Julian Dance was first to respond:
I entered the teaching profession through the graduate teacher programme (GTP) route in 2009 after a career working for BT. I decided to make the change to engage in something where I felt fulfilled and that I was making a contribution for the real benefit of others. I can seriously recommend teaching, although make sure you get yourself into a local secondary school and spend a day or two there before making the jump! Most head teachers will be more than willing to let you have a look around and perhaps spend some time with the science department.
I mentor and support trainee teachers and help them through their training and NQT years. My advice would be to research each route in depth - the direct route is great but it makes immense demands on time and you will find yourself spending many evenings a week preparing, researching and planning! PGCE provides a lot of background to teaching theory and ideas and you will find the placements in schools are demanding and intense!

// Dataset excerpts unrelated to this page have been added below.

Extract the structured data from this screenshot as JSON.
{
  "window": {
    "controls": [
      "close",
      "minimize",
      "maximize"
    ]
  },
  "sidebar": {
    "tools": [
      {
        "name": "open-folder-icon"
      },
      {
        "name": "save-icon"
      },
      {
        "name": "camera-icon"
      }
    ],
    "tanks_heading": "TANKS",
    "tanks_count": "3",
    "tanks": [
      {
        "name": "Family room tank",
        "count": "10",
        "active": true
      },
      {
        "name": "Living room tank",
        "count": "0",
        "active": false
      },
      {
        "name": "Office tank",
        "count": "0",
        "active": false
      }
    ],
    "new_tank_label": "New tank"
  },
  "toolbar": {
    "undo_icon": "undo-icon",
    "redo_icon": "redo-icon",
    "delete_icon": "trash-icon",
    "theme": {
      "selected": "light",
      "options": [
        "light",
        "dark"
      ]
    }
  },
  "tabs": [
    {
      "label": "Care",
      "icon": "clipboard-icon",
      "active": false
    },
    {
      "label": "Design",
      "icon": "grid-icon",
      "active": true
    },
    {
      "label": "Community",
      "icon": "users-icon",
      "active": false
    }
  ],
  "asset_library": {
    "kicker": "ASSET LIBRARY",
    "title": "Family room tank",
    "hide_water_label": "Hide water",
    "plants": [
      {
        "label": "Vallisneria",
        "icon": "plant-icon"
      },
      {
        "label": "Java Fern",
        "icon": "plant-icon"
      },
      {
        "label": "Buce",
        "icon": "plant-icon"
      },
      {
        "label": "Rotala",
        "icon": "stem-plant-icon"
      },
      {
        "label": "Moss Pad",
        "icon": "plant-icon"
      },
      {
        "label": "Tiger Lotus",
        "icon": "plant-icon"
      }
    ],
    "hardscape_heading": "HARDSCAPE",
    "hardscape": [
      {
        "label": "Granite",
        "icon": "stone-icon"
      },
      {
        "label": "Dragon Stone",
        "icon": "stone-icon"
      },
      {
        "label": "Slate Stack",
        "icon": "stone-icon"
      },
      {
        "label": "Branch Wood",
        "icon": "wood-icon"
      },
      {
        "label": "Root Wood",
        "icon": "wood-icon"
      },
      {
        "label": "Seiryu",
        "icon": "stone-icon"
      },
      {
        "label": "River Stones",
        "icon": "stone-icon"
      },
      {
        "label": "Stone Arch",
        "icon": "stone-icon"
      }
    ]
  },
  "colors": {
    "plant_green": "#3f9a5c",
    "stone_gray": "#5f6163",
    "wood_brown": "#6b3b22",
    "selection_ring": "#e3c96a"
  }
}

For my part I teach chemistry and physics and I can honestly say I wish I'd started teaching many years before, I love it and am passionate about helping children learn about science and the world we live in. However, in my role supporting new teachers, I have seen a few have a change of mind halfway through and quit really before they have had a chance to get fully immersed!
I have found some of the paperwork and admin in schools frustrating, but again, it's what you make of it and how you deal with it. The look on pupils' faces when 'something falls into place' in their minds is priceless and well worth all the effort. This week I've had the 'ooohh, this reaction is the same colour as double yellow lines - I wonder whether there is a connection?' when we were investigating insoluble salts! Apparently her Dad wouldn't like 'that colour'. I can't imagine why!
Margaret Ritchie (the RSC's regional coordinator for Scotland and former industrial scientist and teacher) passed on her experience:
I would suggest that having experience in the world outside a classroom can be very beneficial to both pupils and other school based staff, not just those in science. As with many areas of work, people skills are important and being able to work with others regardless of your subject area is very important. There are stresses in most areas of life and with many jobs. Balancing pressures and stresses is unique to each person.
If you wish to contribute and support and inspire others then teaching is a career that can provide you with that opportunity. You can also develop ideas and curricular materials and gain the most wonderful satisfaction seeing pupils develop and progress.
Several others have added their own views and experiences.
'Building evidence into education', a report by Ben Goldacre, is the subject of the article on p8, 'Right medicine for education research?' by Keith S Taber. When published online, it initiated an interesting discussion between Ben (@bengoldacre) and Keith (@DrKeithSTaber) on Twitter:
Ben Goldacre: Hello people on #eltchat I hope you might like this that I wrote for DfE
Keith S Taber: Some good points in the report, but your caveats about random trials may be ignored: see comments at [article on p8 of this issue]
Ben Goldacre: Amazing, you open with 'heeey what's the fuss, we're already doing this...' Way to go, Keith! Why catch a wave, eh.
Keith S Taber: Come on: did you honestly think any of that was new, and had not been part of the professional/academic discourse for years?
Ben Goldacre: But if you really don't think it's helpful for someone to say something supportive from outside, then so be it!
Keith S Taber: As I wrote - it is welcome: but it could have been even more so if the DfE had thought to brief you. They should know.
Ben Goldacre: They should know that everything's fine and outsiders aren't welcome on your land?
Keith S Taber: I think they could have helped you increase the potential impact of your arguments by briefing you on these matters.
Ben Goldacre: Sure. So ITT and CPD both cover research methods well, no need to draw attention to that or address it, in your view?
Ben Goldacre: While you think about that, my next question is: do you think we have good research networks in education, engaging teachers?
What do you think? Are there good research networks in education? As a teacher, how are you engaged with them? Let us know.
Last issue's editorial,'Teacher fellows - why we need them', encouraged Kristy Turner (@doc_kristy) to respond:
Teaching fellows are going to become even more valuable, often the most available members of staff to undergrads
Also featured in last issue, praise flooded in for Declan Fleming's luminol fountain demonstration in 'Exhibition Chemistry'. Adrian Rowley (@teacherchemist) said: Love your luminol fountain video. Just tweeted it on school Snap! I love it too. Well done Sir! science account @BHSSciencegeeks
The chemists at Knutsford Academy (@chemknuts) agreed: Snap! I love it too. Well done Sir!
It didn't stop there. A user on the social news website Reddit saw fit to convert the video of the demonstration into an animated gif image, with Declan grinning away at the reaction. Comments from other users soon followed, including: That's pure untarnished excitement and awe.